- Objectives:
While several factors contribute to the vitality of the local retail market the most fundamental factor is the relative size of the market in terms of potential customers. The purpose of this applied study is to provide an empirical analysis of market demand threshold using stochastic frontier and count data approaches. In this study I review the underlying economic theory and empirical approaches to threshold demand analysis. The empirical analysis estimates the demand threshold for retail business using county level data from the U.S. The results from this study can be used by local economic development practitioners and entrepreneurs to retain, promote, and attract retail commercial businesses in the local communities.
- Data/Methods
The approach adopted in this study builds on threshold analysis by examining the underlying structure of demand for a range of different types of retail and service firms. The predicted number of firms for each community from each model, given its socioeconomic characteristics, can compare to the observed numbers. If the number of firms observed in a sector is greater (less) than the predicted level, then it is reasonably concluded that the sector(s) is strength (weakness) for the community. The county level data on business establishments are being collected from various sources such as, Economic Census of Retail Trade, County Business Patterns, and U.S. Census Bureau. This data will provide 3-digit North American Industry Classification System (NAICS) code on total number of retail establishments, employment, and number of establishments by employee-size. The data on socio-economic information would be extracted from various U.S. Government publications such as, City County Data Book (U.S. Census Bureau) and U.S. Community Fact Finder. The study will include twelve 3-digit NAICS rural businesses in a county.

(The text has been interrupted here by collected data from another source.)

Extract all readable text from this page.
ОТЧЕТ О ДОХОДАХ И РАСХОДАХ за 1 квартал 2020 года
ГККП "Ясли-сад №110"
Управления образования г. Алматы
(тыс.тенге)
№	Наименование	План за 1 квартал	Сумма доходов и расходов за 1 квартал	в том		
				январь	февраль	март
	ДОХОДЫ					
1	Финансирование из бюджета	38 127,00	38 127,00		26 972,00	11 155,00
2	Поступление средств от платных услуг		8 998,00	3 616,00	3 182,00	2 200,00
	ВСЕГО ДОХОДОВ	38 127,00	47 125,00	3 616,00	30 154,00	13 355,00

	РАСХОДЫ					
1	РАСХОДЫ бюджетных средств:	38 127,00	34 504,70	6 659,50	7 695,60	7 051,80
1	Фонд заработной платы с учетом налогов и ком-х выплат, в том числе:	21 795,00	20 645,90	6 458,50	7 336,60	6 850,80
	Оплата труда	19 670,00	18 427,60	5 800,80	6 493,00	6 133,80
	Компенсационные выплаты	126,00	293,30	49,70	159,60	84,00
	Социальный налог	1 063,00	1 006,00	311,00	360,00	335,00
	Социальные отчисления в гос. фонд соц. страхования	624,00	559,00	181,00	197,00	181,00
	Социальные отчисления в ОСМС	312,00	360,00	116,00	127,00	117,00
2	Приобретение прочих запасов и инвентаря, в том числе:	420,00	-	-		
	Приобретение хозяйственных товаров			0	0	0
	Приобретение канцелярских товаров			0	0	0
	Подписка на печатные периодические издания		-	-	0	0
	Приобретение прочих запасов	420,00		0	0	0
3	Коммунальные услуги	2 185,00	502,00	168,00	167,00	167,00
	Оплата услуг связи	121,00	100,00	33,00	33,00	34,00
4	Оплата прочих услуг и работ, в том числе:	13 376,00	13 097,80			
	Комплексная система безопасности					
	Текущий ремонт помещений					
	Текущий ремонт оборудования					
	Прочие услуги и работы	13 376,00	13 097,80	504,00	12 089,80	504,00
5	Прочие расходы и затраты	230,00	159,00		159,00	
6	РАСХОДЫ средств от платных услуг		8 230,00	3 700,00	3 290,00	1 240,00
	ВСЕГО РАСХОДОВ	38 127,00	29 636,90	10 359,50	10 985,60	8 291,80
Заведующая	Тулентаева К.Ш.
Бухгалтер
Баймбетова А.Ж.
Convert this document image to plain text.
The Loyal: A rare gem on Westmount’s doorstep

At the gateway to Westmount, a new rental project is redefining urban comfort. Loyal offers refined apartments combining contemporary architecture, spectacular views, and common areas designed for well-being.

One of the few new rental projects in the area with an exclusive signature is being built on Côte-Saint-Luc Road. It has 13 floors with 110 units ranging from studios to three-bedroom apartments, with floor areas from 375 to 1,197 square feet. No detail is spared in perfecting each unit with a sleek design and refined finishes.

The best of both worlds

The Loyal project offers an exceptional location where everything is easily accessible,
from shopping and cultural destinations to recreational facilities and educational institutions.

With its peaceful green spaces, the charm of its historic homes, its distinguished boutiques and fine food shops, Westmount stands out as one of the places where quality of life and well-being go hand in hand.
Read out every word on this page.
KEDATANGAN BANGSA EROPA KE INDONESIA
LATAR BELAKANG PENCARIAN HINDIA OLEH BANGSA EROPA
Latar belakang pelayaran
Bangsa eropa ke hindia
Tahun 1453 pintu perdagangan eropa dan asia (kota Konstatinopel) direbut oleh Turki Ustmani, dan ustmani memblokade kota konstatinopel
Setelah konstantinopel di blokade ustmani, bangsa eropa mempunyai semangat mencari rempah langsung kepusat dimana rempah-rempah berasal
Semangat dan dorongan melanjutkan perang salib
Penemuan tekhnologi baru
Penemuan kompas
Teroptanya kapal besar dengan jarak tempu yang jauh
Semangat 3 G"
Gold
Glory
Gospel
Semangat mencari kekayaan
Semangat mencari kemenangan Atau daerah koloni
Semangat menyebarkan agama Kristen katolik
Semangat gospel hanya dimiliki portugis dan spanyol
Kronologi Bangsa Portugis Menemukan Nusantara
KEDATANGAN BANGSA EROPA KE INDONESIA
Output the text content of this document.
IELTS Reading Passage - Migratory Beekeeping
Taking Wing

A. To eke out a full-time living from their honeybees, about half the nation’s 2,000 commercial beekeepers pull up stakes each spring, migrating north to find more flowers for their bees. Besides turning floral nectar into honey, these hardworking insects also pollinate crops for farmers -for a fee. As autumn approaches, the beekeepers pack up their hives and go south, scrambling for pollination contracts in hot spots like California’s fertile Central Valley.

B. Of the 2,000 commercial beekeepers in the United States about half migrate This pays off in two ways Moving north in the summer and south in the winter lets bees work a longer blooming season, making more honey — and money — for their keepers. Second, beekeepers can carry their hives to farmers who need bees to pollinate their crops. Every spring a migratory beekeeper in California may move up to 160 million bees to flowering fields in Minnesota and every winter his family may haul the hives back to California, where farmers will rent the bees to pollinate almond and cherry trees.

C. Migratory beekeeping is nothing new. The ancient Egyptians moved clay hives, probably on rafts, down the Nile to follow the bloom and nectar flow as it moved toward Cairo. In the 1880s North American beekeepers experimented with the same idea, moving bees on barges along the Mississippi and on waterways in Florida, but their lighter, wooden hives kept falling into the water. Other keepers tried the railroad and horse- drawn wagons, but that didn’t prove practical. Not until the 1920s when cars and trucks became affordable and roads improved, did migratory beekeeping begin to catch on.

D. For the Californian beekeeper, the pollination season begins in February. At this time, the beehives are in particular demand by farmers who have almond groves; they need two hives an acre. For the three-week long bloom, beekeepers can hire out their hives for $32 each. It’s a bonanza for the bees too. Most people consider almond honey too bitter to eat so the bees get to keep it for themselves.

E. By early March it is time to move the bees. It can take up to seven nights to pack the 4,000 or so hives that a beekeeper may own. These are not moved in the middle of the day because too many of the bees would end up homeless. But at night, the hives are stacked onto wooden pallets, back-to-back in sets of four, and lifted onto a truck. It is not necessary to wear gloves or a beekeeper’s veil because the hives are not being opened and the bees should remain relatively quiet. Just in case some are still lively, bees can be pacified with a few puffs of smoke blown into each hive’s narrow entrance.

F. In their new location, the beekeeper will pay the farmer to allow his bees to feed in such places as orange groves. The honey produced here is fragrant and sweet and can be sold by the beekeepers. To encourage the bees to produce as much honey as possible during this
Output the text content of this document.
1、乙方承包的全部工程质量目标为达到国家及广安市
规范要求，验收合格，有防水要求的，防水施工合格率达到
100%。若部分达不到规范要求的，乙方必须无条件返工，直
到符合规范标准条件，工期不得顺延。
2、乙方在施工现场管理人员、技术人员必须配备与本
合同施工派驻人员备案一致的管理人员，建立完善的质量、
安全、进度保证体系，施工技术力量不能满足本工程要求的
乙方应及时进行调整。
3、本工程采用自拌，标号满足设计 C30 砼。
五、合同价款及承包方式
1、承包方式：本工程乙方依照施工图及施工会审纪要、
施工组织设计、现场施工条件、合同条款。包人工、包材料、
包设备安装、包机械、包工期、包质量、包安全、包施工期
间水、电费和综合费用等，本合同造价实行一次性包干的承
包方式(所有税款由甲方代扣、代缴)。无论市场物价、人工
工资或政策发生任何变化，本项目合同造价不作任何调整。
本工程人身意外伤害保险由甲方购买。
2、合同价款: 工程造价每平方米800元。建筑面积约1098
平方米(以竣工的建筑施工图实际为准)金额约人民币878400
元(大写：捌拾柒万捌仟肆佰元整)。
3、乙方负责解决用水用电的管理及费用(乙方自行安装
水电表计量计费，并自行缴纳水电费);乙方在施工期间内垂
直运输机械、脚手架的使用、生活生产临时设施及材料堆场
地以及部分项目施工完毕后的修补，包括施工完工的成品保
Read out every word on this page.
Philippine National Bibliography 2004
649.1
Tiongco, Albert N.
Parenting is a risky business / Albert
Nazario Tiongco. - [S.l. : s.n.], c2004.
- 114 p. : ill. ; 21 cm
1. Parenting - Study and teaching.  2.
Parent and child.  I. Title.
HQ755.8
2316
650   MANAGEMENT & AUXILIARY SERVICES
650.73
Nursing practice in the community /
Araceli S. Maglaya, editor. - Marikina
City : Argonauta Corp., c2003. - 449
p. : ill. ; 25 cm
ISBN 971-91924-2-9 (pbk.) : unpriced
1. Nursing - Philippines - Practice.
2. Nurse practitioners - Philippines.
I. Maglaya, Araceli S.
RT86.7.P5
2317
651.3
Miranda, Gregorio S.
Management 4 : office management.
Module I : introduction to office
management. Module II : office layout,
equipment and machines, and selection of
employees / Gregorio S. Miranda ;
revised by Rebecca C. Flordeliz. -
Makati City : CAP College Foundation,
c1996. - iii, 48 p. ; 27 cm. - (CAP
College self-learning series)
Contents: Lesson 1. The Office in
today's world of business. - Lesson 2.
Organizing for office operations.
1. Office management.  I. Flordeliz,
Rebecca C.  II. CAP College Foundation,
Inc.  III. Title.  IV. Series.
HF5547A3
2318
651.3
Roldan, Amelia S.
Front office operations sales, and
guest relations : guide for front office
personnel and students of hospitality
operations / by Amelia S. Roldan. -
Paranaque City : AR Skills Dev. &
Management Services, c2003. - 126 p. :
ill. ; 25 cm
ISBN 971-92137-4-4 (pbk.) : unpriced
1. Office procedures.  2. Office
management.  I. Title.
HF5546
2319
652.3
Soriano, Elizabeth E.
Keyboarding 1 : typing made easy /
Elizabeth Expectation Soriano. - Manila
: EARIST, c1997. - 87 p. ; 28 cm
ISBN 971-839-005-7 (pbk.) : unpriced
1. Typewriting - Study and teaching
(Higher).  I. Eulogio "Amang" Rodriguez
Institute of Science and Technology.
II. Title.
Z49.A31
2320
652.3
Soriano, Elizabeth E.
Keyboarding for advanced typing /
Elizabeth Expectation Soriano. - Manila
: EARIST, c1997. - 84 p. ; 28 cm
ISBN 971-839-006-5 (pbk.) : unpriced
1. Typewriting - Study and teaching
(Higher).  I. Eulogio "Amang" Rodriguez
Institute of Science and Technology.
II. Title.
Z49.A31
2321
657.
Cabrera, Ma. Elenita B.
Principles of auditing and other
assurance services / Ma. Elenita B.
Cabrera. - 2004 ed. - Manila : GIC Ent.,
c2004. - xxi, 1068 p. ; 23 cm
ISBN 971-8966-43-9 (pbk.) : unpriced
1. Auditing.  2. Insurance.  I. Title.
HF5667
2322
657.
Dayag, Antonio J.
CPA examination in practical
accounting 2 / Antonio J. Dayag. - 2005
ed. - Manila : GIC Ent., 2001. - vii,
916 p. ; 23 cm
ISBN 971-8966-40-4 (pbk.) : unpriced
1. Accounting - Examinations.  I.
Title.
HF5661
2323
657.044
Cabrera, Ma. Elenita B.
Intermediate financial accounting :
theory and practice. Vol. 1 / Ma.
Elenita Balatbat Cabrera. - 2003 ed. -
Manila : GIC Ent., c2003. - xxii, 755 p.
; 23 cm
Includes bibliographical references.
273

- Results/Expected Results
It is expected that the estimated system parameter lambda in stochastic frontier model would be significant implying rural markets are over-retailed due to lower rates of acceptable return. The dominant variable in the equation, population, is expected to be significant and positive. The variable on per capita income is expected to be positive and significant. Depending on the statistical significance of the conditional mean of the dependent variable lambda in count data model it will be determined whether Poission or negative binomial model is best for our data. Comparing the expected value of retail establishments to the actual number of firms in the community, the economic development professionals can pursue retail development strategies.
- Conclusion
Increasingly potential entrepreneurs are required by financial organizations to develop detailed business plans. While the cost side of the business plan is often easier for the entrepreneur to develop and commit to writing, the potential revenue side of the business plan is often guess-work at best. Here, market threshold estimates, in conjuncture with the tools of Trade Area Analysis and a host of other market analysis tools, can begin to help the entrepreneur think through the market potential of his or her business idea.